If the car is not returned to its designated space, Kingston said the company has installed a GPS tracker in the car – allowing Pincars to report it stolen to law enforcement and track its whereabouts.
Kingston launched CARS and Pincasrs in light of changes she saw in the car rental industry, in which she has more than a decade of experience.
“The entire industry as a whole is shifting to meet the immediate convenience needs of the consumer,” Kingston said. “We recognize that there are other players out there, but with Pincars we hope to meet that demand locally.”
In addition to competing in Richmond with traditional rental companies, taxis and Uber, Pincars will face competition from Zipcar, which also sells memberships allowing users access to on-demand cars by the hour.
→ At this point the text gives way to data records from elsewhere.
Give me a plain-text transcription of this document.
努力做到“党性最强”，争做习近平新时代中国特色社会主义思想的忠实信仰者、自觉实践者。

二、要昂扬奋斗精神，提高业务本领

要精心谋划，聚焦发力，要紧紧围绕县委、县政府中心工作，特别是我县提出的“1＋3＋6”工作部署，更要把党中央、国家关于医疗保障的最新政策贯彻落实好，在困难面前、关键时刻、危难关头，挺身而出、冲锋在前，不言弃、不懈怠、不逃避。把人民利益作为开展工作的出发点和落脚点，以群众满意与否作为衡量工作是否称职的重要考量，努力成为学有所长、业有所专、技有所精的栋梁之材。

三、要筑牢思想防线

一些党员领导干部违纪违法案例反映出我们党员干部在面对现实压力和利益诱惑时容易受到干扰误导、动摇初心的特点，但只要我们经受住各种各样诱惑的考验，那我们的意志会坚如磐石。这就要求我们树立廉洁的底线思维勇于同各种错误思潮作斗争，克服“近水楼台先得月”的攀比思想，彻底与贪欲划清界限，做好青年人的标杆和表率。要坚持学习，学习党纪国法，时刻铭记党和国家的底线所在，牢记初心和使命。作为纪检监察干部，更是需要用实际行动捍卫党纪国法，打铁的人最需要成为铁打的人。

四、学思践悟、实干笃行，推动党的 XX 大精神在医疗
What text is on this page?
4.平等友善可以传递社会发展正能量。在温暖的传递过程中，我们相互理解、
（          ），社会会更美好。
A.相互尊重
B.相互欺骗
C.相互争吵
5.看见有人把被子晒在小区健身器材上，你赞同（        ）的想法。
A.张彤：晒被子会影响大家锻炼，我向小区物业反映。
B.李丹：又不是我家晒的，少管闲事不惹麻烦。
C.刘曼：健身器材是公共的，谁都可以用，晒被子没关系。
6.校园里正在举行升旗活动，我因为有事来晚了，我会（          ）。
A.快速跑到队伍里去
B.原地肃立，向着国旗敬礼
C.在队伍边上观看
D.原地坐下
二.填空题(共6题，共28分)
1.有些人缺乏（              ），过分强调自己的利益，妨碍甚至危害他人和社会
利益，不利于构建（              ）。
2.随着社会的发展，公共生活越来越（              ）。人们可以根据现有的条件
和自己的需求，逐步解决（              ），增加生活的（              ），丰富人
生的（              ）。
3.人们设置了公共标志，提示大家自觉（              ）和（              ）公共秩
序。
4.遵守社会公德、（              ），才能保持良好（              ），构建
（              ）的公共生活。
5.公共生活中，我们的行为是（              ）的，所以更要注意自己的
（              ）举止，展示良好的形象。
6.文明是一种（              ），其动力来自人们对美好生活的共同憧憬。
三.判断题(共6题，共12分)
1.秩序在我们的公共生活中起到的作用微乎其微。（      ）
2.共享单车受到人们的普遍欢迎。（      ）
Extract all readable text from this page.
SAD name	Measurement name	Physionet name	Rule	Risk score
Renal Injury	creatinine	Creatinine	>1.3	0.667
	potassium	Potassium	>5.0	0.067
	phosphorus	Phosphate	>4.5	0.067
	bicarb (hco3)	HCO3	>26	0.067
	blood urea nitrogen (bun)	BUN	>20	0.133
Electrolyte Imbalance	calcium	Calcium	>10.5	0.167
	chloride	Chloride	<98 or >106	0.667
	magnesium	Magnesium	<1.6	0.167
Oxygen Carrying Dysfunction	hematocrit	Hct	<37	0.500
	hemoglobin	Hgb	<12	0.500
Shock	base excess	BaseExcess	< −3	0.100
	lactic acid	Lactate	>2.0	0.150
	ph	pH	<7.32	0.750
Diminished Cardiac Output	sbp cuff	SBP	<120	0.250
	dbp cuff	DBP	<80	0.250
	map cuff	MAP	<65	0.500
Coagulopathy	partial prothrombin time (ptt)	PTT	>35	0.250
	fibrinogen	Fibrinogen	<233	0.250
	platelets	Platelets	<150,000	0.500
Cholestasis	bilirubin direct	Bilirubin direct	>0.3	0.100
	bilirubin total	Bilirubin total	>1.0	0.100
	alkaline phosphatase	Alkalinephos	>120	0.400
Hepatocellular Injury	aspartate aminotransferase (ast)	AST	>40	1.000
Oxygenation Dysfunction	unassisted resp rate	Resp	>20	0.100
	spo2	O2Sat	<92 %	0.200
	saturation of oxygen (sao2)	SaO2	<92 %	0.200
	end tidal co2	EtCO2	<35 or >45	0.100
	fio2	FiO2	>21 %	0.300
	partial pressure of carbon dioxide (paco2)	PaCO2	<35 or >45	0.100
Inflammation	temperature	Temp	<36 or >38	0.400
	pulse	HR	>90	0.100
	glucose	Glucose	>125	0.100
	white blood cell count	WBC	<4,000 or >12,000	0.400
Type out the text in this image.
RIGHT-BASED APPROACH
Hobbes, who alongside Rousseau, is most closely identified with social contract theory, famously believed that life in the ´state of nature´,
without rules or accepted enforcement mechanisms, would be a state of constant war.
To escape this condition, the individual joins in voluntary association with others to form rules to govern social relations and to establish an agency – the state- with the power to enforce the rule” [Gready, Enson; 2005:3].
Zipcar set up shop in Richmond in 2010, targeting VCU and University of Richmond students. The company is owned by rental car goliath Avis Budget Group.
Kingston, who worked for Avis Budget Group most of her career as an independent operator before pursuing her own on-demand car rental business, was aware of the competition.
When she first launched her company late last year, she pinned her business on high traffic commercial destinations – establishing her first car in a designated space in the Main Street Station parking lot in Shockoe Bottom.
Despite seeing a good influx of users in Shockoe Bottom, Kingston realized that in order to further expand her reach to the masses it meant tweaking her business model and following potential users to their residences.
“We had to reach more people,” Kingston said.
After rebranding, Kingston shifted the Main Street parking station location earlier this year, and moved her vehicle just across the Richmond city line into Chesterfield County after striking a deal with Elements at Stonebridge.
“Boyd [Homes] was such a good company to partner with,” Kingston said of the apartment’s builder and owner. “It really fit into my business model of bringing my service to residents that could use them.”
Kingston said she hopes to work with more apartment communities and retail centers across the Richmond area to expand Pincars’ reach. She added she is also looking to make inroads with area universities and colleges as well.
“Eventually, I want to come back to the downtown area and work with other businesses to expand Pincars,” Kingston said.
Over the next three to five years, Kingston said she has her eye on additional expansion into the Hampton Roads and Northern Virginia markets.
“I figured over the next few years, I hope to grow my employment base to about 10 to cover all the territories as we grow,” Kingston said. “Right now there are three of us running this operation in Richmond.”
Year-to-date, Kingston has invested about $20,000 of her own capital in the business. She has also secured a $25,000 micro loan from the Virginia Small Business Financing Authority – capital she said will be used to help market Pincars, cover administrative costs and purchase vehicles.